Fasano explains, "In the 1970s, pediatricians would perform three endoscopies – one at diagnosis, one after a year on the gluten-free diet, and a third during the following six months, to check for healing after the patient had been re-exposed to gluten and monitored for symptoms. When we developed robust blood screening tools in the 1990s, the number of endoscopies required for standard care was reduced to one and, most recently, to none in a subgroup of patients. We assumed that healing would occur once a patient was put on the gluten-free diet. Now that we have learned that this is not the case for all celiac patients, we are changing our clinical practice by repeating the endoscopy after one year of the implementation of the gluten-free diet."
The study was carried out by members of the Celiac Research Program at Harvard Medical School (HMS), a collaboration between MGHfC, BCH and Beth Israel Deaconess Medical Center. As a result of the current findings, the Center for Celiac Research and Treatment at MGHfC – which treats both adults and children with celiac disease and other gluten-related disorders – plans to undertake a collaborative, prospective study on the rate of mucosal healing in children.
Dascha Weir, MD, of Boston Children's Hospital is co-lead author of the JPGN paper, and Alan M. Leichtner, MD, MSHPEd, of BCH and the HMS Celiac Research Program is co-senior author. Additional co-authors are Prashant Singh, MD, MGH Department of Medicine; and Maya DeGroote, Paul Mitchell, MS, and Jocelyn A. Silvester, MD, PhD, Boston Children's Hospital. This work was conducted with support from the Harvard Digestive Disease Center HDDC (NIH/ NIDDK, 5 P30 DK34854), Harvard Catalyst/The Harvard Clinical and Translational Science Center (NCRR and NCATS, NIH Award UL1 TR001102) and financial contributions from Harvard University and its affiliated academic health care centers.

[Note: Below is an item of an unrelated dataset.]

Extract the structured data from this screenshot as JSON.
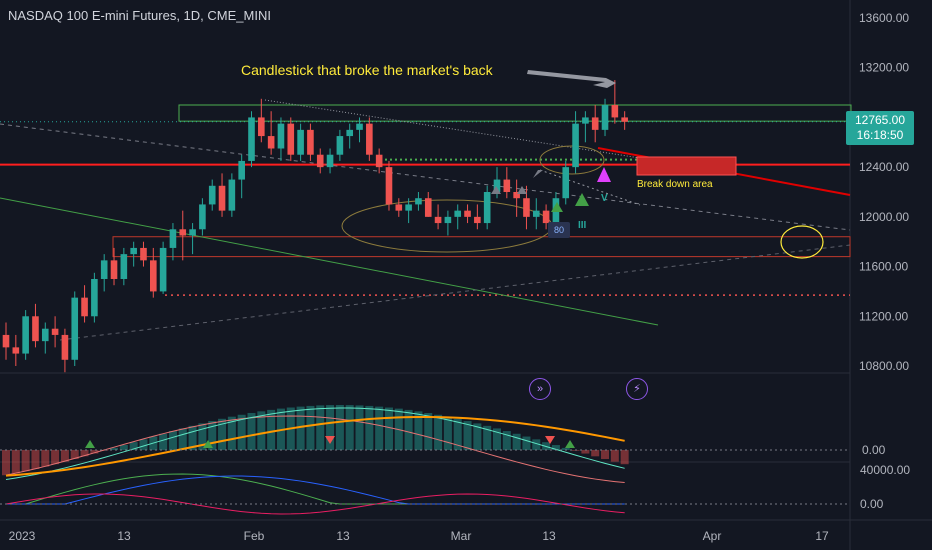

Massachusetts General Hospital, founded in 1811, is the original and largest teaching hospital of Harvard Medical School. The MGH Research Institute conducts the largest hospital-based research program in the nation, with an annual research budget of more than $800 million and major research centers in HIV/AIDS, cardiovascular research, cancer, computational and integrative biology, cutaneous biology, human genetics, medical imaging, neurodegenerative disorders, regenerative medicine, reproductive biology, systems biology, photomedicine and transplantation biology. The MGH topped the 2015 Nature Index list of health care organizations publishing in leading scientific journals and earned the prestigious 2015 Foster G. McGaw Prize for Excellence in Community Service. In August 2016 the MGH was once again named to the Honor Roll in the U.S. News & World Report list of "America's Best Hospitals."